Robert Bosch GmbH
Bosch Launches a New Generation Inspection MachinesTuesday, 25 March 2014
DUESSELDORF (DE) - At Interpack 2014, Bosch Packaging Technology, a leading supplier of process and packaging technology, reveals a vial inspection machine of the new AIM 8 series.
This machine is the first of the new generation of fully automated inspection machines by the Inspection Technology sector of Bosch Packaging Technology, which was founded in the beginning of 2012 following the acquisition of Eisai Machinery. In the future, the series will be completed by additional models to cover further parenteral liquid container types, such as syringes, cartridges and ampoules. The AIM 8 series is characterized by a modular design, which allows an easy adaptation of the machines to customer-specific requirements. “With its range of different modules, we can flexibly tailor the AIM 8 to customer specifications, for instance by choosing from standardized inspection units or adding an extra inspection table,” Katsumi Shimizu, technical project leader at Bosch Packaging Technology K.K. in Japan explains.
Higher output and improved camera system
The basic module of the AIM 8 is equipped with a CMOS camera-based particle inspection system and a table for up to five inspection stations. Each station can in turn be equipped with a wide range of different inspection units. Most of these units combine two inspection types, leading to significant space-savings on the tables. Depending on their requirements, customers can expand this main module by connecting it to a sub-module containing an additional inspection table, as well as to a pre-spin table to reduce bubbles in the liquid or homogenize suspensions.
In contrast to previous series, a camera system is integrated into the main module as standard particle inspection unit. The new AIM 8 series is designed to inspect up to 600 containers per minute for product and cosmetic container defects, such as particles inside liquid pharmaceuticals or scratches and spots on the container. The machine model that Bosch presents at Interpack 2014 handles 450 vials per minute. Depending on product requirements and customer preferences, the proven light transmission-based SD (Static Division) system for the inspection of moving objects and fill levels is available as an option.

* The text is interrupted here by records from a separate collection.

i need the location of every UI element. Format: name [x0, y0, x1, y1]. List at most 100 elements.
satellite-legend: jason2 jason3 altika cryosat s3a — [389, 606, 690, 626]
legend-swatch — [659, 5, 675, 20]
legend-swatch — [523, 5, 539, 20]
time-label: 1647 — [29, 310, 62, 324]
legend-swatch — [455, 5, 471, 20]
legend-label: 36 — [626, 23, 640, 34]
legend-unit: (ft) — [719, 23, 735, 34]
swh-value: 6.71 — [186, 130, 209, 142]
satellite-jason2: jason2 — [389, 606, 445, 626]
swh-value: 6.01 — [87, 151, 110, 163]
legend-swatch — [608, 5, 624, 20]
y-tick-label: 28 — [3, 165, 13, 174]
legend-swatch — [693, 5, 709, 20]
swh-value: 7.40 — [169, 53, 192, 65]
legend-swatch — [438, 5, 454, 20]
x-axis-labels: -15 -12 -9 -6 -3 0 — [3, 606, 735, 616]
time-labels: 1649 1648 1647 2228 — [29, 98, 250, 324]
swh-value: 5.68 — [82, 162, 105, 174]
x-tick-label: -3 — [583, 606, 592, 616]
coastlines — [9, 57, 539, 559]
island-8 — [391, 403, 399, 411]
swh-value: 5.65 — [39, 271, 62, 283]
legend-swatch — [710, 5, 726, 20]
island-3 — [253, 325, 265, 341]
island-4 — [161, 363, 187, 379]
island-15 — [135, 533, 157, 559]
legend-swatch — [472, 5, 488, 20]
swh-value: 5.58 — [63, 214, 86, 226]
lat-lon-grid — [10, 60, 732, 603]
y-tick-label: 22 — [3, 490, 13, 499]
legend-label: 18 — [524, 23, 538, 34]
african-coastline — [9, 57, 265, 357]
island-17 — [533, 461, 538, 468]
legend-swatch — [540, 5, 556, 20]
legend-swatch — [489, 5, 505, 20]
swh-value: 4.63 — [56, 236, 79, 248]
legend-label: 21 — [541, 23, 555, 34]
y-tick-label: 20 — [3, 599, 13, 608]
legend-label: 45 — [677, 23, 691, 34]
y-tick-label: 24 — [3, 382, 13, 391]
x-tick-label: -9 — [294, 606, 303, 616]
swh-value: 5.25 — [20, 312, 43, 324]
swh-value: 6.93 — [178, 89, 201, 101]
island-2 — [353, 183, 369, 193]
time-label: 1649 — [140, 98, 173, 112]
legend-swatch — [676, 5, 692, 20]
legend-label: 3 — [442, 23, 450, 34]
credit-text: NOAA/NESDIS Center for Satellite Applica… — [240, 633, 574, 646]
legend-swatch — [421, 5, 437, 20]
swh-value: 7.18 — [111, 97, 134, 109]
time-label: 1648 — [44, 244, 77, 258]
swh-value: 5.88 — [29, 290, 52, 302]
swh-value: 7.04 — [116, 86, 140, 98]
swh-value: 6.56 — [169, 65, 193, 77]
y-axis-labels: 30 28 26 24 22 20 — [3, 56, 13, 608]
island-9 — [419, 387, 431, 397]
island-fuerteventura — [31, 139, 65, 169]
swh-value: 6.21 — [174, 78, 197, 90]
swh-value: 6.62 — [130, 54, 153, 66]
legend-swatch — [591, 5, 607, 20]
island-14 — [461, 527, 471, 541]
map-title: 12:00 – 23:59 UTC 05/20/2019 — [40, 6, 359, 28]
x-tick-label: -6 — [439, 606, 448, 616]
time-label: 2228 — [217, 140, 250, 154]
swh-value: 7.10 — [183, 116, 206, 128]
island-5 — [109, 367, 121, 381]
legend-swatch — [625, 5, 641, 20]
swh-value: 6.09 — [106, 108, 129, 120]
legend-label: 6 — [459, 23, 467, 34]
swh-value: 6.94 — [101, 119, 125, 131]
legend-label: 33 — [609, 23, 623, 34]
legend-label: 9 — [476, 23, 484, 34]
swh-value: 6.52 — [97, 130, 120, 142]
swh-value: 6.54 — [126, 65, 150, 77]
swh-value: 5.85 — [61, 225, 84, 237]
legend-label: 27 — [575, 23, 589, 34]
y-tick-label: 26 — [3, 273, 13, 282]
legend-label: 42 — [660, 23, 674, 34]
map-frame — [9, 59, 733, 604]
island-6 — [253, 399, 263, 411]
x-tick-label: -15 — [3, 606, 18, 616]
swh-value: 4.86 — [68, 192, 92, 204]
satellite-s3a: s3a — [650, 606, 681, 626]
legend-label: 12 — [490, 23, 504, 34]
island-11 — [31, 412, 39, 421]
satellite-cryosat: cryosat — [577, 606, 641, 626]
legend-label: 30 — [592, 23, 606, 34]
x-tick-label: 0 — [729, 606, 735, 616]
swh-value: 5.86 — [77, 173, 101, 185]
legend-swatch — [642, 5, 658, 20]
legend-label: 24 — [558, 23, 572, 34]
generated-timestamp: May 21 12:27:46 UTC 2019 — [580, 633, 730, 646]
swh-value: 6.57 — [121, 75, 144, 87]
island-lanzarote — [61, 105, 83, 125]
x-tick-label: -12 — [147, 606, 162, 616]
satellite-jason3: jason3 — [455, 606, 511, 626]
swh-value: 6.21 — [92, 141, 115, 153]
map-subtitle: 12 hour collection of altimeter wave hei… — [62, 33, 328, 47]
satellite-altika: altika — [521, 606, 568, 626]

“During the development of the AIM 8 series, Bosch put special emphasis on standardizing core mechanical and electrical parts and inspection units to secure faster delivery of machines and service response times,” Katsumi Shimizu explains. “Moreover, the puck transport system ensures quick and easy size changeover and safe container handling.”
ETIM tablet inspection: a novelty outside of Japan
Bosch Packaging Technology presents another novelty at Interpack 2014. The fully automated inspection machine ETIM for tablets was initially developed exclusively for the Japanese market and now makes its first appearance outside of Japan. “Customer requirements regarding product quality are particularly high in Japan. We believe that our international pharmaceutical customers can greatly profit from these standards and our respective developments,” Kenji Hanawa, vice president of the pharmaceutical Inspection Technology sector of Bosch Packaging Technology, explains.
The ETIM is designed to flexibly handle different types and shapes of tablets at output rates of up to 300 000 per hour. The inspection machine identifies tablet defects such as coloration, breakage, and foreign particles as small as 50 micrometers in size. The highly accurate camera-based imaging system ensures a 360 degree inspection of each tablet. It simultaneously inspects the tablet surface and its peripheral edge with a single camera, presenting the information as five images on the operating screens. The opposite side is inspected with the help of a precise tablet flip-over during transport. This leads to all-around inspection by avoiding blind spots or dead angles. “In addition, Bosch is currently working on a new generation for the global market with even higher precision and output,” Kenji Hanawa concludes.